Yüksek Yoğunluklu Antrenmanın Temel Prensipleri

Yüksek yoğunluklu egzersiz
Yüksek yoğunluklu egzersiz

Yüksek yoğunluklu antrenmanın ilkelerinin neler olduğunu daha ayrıntılı olarak öğrenelim:

  1. Kasları şok etmek … Bu program oldukça monoton. Böyle bir eğitim sonucunda hızla alışmak ve ilerlemeyi durdurmak mümkündür. Bundan kaçınmak için, vücudun yeni ağırlıklara tam olarak uyum sağlamak için zamanı olmadığından emin olmaya değer. Kas büyümesini sağlamak için stres gereklidir. Bu nedenle, sadece tekrar sayısını değil, ağırlığı da değiştirmelisiniz. Aynı şey kasların çalıştığı açılar için de geçerlidir. Egzersizleri değiştirin, egzersizleri monoton hale getirmeyin. Ancak bu şekilde kasların antrenman sırasında yüklere uyum sağlamak için zamanı olmayacaktır.
  2. Başarısızlığa çalışmak … Bu, kas büyümesinin oldukça etkileyici bir şekilde gerçekleşmesi için dikkat edilmesi gereken özellikle önemli koşullardan biridir. Antrenman sırasında yüzde yüzünüzü verin, ardından kas büyüme süreçleri başlayacaktır.
  3. Bir öncelik … Her şeyden önce, enerji rezervleri maksimum seviyedeyken zayıf kas gruplarını çalıştırmak gerekir.
  4. Hile … Bu, ekstra iş yükü eklemenin harika bir yoludur. Kaslara daha fazla iş vermek gerekir. Bu nedenle, bu teknik yalnızca ana alıştırmalara ek olarak kullanılır. Gerekirse, egzersizi tamamlamak için ek kuvvetler eklenir, diğer kas grupları zaten eğitilmiş olanlara bağlanarak hile yapılır.
  5. Süper Seri Prensibi … Bu, arka arkaya iki egzersizin yürütülmesidir - bunlar antagonist kas grupları tarafından yapılır. Kısa bir duraklama ile veya duraklama olmadan iki yaklaşımı birlikte uyguladığınız ortaya çıkıyor.
  6. Sabit voltaj prensibi … Ağırlıklarla yüksek hızda çalışmanın çoğu zaman çok etkili olmaması nedeniyle, yavaş hareketler kaslarda sürekli bir gerilim oluşturmaya yardımcı olur. Ek olarak, eylemde anlamlılık ve konsantrasyon önemlidir. Bu, daha fazla kas gelişimi için büyük bir destek olacaktır.
  7. Kaliteli eğitim ilkesi … Zamanla, setler arasındaki molalar en aza indirilir. Aynı zamanda, önceki egzersizlere kıyasla sonraki her antrenmandaki yükler artar. Bu kuralı izlerseniz, venöz bir çizim elde etmek ve kas dokusunun tanımını iyileştirmek mümkündür.
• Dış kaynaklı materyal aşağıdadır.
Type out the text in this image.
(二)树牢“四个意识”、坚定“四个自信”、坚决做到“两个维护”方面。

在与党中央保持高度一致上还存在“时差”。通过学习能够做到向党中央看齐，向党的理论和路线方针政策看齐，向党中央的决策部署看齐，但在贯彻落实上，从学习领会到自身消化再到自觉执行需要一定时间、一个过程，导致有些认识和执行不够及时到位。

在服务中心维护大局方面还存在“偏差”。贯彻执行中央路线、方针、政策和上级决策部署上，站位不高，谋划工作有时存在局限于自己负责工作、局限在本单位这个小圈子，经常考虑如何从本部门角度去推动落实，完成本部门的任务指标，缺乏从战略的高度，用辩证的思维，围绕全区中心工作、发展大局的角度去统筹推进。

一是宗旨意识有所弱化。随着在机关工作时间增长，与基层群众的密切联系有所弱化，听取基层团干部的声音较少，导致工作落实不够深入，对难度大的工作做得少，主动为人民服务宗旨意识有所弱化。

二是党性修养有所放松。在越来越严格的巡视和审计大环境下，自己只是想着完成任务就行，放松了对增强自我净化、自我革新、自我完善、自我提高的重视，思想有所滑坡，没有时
Yüksek yoğunluklu antrenman hakkında bir video izleyin:

Herkes amacına ulaşabilir - asıl şey bunun için çabalamak ve pes etmemek. Doğru bir eğitim planı oluşturursanız, kasları artırmak, olumlu yönde ve güç artışında gözle görülür şekilde değişiklik yapmak mümkün olacaktır.